The roads were packed, almost completely gridlocked as the population struggled to escape the city. There were horns, raised voices and shaken fists, quarrels and arguments lip-read from behind glass — anger feigned to hide the fizzing surge of panic. For a while, we walked, me half-dragging my mother, as she seemed to luxuriate in the snowfall and shuffled only very reluctantly onward until, miraculously, I saw a taxi drive by, its light still switched on. Warily, the driver stopped for us, but it was only when I brandished a wad of notes that he seemed to even entertain the idea of letting us inside. I gave him everything I had and told him to take us to the flat in Tooting Bec. Mum was still bleating and muttering darkly but I strapped her in and told her, politely and with a lot of love, to shut up and behave herself.
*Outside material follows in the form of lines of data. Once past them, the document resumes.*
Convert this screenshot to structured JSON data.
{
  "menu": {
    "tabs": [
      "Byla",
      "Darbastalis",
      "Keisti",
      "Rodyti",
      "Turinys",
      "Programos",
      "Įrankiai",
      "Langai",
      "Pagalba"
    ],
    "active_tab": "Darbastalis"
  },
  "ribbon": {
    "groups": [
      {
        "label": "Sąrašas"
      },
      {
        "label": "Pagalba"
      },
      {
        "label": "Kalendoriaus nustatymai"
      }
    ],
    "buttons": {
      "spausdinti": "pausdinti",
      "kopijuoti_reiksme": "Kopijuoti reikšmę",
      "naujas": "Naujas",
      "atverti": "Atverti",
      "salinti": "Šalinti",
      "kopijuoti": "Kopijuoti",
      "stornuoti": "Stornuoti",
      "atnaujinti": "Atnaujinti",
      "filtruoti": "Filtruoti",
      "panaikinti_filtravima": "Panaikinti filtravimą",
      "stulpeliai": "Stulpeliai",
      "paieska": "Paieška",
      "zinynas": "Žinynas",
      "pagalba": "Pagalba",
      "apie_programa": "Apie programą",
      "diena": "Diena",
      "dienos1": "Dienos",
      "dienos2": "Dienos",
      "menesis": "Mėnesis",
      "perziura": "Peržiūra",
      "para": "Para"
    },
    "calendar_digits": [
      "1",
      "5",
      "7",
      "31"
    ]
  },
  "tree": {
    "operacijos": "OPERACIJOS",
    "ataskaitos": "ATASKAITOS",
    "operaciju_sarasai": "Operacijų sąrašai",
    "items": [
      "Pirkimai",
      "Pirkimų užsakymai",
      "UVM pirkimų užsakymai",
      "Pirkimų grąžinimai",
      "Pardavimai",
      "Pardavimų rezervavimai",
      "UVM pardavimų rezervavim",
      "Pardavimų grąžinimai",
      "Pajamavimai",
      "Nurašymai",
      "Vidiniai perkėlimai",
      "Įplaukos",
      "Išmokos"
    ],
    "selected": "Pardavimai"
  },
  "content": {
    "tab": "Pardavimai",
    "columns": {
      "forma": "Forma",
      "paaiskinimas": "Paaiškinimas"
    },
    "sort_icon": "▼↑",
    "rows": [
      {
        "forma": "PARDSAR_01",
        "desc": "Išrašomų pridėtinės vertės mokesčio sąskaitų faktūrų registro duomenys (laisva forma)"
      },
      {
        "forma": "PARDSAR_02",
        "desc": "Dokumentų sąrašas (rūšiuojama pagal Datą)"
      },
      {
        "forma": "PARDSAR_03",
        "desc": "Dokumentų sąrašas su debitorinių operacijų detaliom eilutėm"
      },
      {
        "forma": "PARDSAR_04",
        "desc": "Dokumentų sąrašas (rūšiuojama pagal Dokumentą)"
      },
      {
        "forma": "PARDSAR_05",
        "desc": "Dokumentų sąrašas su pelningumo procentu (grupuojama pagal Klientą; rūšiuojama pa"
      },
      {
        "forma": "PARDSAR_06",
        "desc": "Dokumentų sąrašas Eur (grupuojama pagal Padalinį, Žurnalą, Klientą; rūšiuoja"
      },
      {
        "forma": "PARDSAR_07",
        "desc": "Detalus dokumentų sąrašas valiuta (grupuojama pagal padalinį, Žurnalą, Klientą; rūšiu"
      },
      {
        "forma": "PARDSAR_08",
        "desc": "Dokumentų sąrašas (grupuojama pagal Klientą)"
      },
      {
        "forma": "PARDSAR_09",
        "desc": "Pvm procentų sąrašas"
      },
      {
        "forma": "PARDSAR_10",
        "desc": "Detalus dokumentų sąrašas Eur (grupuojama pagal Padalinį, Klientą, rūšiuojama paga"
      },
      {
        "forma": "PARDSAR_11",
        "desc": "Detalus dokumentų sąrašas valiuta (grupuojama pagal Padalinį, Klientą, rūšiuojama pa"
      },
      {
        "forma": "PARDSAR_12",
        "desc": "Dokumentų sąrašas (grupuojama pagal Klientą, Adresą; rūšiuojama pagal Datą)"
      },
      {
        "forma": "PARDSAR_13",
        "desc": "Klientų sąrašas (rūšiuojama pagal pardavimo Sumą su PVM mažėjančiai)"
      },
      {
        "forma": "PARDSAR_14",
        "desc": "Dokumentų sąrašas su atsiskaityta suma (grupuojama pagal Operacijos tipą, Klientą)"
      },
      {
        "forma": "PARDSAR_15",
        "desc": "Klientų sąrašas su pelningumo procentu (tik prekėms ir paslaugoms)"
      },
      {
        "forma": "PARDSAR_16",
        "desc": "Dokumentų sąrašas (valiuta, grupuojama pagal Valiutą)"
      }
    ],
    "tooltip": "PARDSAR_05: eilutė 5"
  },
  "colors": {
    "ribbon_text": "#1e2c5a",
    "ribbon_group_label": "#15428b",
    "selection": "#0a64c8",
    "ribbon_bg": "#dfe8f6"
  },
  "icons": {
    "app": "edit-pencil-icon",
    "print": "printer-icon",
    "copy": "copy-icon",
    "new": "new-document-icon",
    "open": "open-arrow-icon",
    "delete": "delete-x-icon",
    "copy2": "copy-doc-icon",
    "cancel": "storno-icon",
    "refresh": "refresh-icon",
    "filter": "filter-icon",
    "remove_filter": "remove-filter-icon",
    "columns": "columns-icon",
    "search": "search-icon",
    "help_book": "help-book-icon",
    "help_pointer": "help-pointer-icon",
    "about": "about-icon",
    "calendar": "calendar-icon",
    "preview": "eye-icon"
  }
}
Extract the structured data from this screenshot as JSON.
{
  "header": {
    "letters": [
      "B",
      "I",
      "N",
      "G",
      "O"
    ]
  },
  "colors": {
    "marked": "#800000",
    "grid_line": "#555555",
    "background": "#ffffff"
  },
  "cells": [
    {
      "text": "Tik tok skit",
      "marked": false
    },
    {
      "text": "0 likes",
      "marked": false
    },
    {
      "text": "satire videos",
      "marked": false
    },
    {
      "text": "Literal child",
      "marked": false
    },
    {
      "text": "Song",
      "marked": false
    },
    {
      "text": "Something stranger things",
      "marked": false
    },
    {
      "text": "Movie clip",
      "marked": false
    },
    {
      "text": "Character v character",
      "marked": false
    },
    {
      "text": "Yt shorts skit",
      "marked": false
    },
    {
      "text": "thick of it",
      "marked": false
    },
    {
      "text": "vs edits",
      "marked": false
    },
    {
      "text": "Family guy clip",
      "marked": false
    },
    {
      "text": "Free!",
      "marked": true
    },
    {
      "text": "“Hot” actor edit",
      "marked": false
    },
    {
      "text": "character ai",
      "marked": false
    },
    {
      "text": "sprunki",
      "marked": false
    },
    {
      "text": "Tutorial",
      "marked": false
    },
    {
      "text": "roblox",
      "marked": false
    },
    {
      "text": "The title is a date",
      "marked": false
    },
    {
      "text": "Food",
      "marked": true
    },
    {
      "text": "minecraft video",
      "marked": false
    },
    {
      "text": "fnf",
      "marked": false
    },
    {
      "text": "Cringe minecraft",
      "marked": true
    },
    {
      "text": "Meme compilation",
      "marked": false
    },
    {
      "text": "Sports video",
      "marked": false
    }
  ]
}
We had just escaped from Camberwell Green when my mobile phone shuddered in my pocket, as though in sympathy with the distress which surrounded us.
The line whirred and crackled, like the soundtrack to an old newsreel, and it took me a minute to recognize the voice.
“Henry? It’s me.”
“Who?”
“Mr. Jasper. Though I think you ought to know now. My name… my real name… It’s Richard Price.”
I thought for a moment. “Is that supposed to mean something to me?”
“No. I just thought… I thought you ought to know my real name.”
“Thanks.” I really couldn’t think of what else to say. “How are you?”
“Fading fast.”
I asked him, not without a certain measure of impatience, what on earth he was talking about.
“I’m in a hotel room,” he said. “Somewhere expensive. Somewhere clean. So very important, I think, to die somewhere clean.”
“What are you doing there? Can’t you lot help? This stuff — this snow — it’s doing something to people.”
Jasper chuckled indulgently, like a mother to her little boy who won’t stop jabbering about his first day at school. “I’ve swallowed some pills, Henry. Swallowed a lot of pills.”
“For God’s sake, why?”
“Because I touched her.”
“Touched who?”
“Only once. I want to make that absolutely clear. I only touched her once. But I had to. You understand? What man wouldn’t?”